“Ah, there you are,” said the woman; “I only wish I was near you. Puss—puss—puss.”
This call from the woman was a hypocritical one, and evidently intended to deceive the supposed cat or cats to their serious personal detriment should they venture to the window allured by such pacific sounds.
There was a pause of some moments, then the woman exclaimed,—
“Oh, you artful wretches; I declare these cats are as knowing as Christians.”
The attic window was then shut with a very aggravated bang, and Gray’s companion took his hand from his throat as he said to him,—
“Curse you, what the devil made you come down the slope with such a run?“
“I—I didn’t know it,” said Gray.
“Come on and mind what you are about.

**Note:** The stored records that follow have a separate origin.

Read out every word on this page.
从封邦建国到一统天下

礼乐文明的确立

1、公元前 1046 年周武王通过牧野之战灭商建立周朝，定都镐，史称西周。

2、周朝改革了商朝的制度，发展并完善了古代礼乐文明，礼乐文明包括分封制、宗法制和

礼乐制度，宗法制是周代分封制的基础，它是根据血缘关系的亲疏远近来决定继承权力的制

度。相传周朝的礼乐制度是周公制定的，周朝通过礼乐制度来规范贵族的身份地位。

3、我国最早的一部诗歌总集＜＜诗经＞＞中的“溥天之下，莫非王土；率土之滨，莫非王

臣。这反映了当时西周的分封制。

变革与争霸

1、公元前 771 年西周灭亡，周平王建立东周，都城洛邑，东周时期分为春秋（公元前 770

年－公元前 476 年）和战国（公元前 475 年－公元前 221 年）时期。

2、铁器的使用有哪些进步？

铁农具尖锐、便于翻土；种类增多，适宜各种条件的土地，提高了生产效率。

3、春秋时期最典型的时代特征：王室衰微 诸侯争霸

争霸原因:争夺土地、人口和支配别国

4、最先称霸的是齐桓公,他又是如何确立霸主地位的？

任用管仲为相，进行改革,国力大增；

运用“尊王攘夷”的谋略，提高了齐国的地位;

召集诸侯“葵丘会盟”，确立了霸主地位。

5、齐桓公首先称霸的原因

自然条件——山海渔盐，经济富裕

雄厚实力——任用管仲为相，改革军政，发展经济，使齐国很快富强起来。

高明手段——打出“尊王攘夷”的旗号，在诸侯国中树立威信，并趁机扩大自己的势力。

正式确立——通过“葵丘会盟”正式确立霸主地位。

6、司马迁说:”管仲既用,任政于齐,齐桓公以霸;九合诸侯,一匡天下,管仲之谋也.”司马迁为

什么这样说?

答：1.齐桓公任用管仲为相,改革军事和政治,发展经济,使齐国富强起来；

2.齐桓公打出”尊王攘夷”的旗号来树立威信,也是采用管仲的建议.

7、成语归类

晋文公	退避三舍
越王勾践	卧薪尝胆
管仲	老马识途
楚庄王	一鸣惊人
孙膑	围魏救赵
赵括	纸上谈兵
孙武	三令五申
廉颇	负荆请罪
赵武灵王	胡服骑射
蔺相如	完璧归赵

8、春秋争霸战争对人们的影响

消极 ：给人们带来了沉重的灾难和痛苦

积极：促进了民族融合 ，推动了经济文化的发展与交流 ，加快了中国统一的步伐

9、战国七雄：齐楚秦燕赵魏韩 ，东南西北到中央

I didn’t think you were so precious green as you are; come on, I say.”
The fellow crept on ahead, and a tug at the rope caused Gray to follow, which he did; so weak from terror and exhaustion that he could scarcely contrive to keep up with his guide, and numerous were the falls he received, as a sudden pull of the rope rebuked his tardy progress. Altogether, it was, to Jacob Gray, an awful means of safety, if safety was to be the result of it.
They proceeded along the gutter they were in until they came to the corner house of the court, to turn which was no easy matter, from the circumstance of the coping stones ceasing each way, at about a foot from the absolute corner, down to which the roof came with a point. Round this point the housebreaker stepped with ease, but to Gray, oppressed as his mind was with fears and terrors, and weakened and exhausted as he was from his recent unusual bodily exertion, it was a task of the greatest magnitude and terror.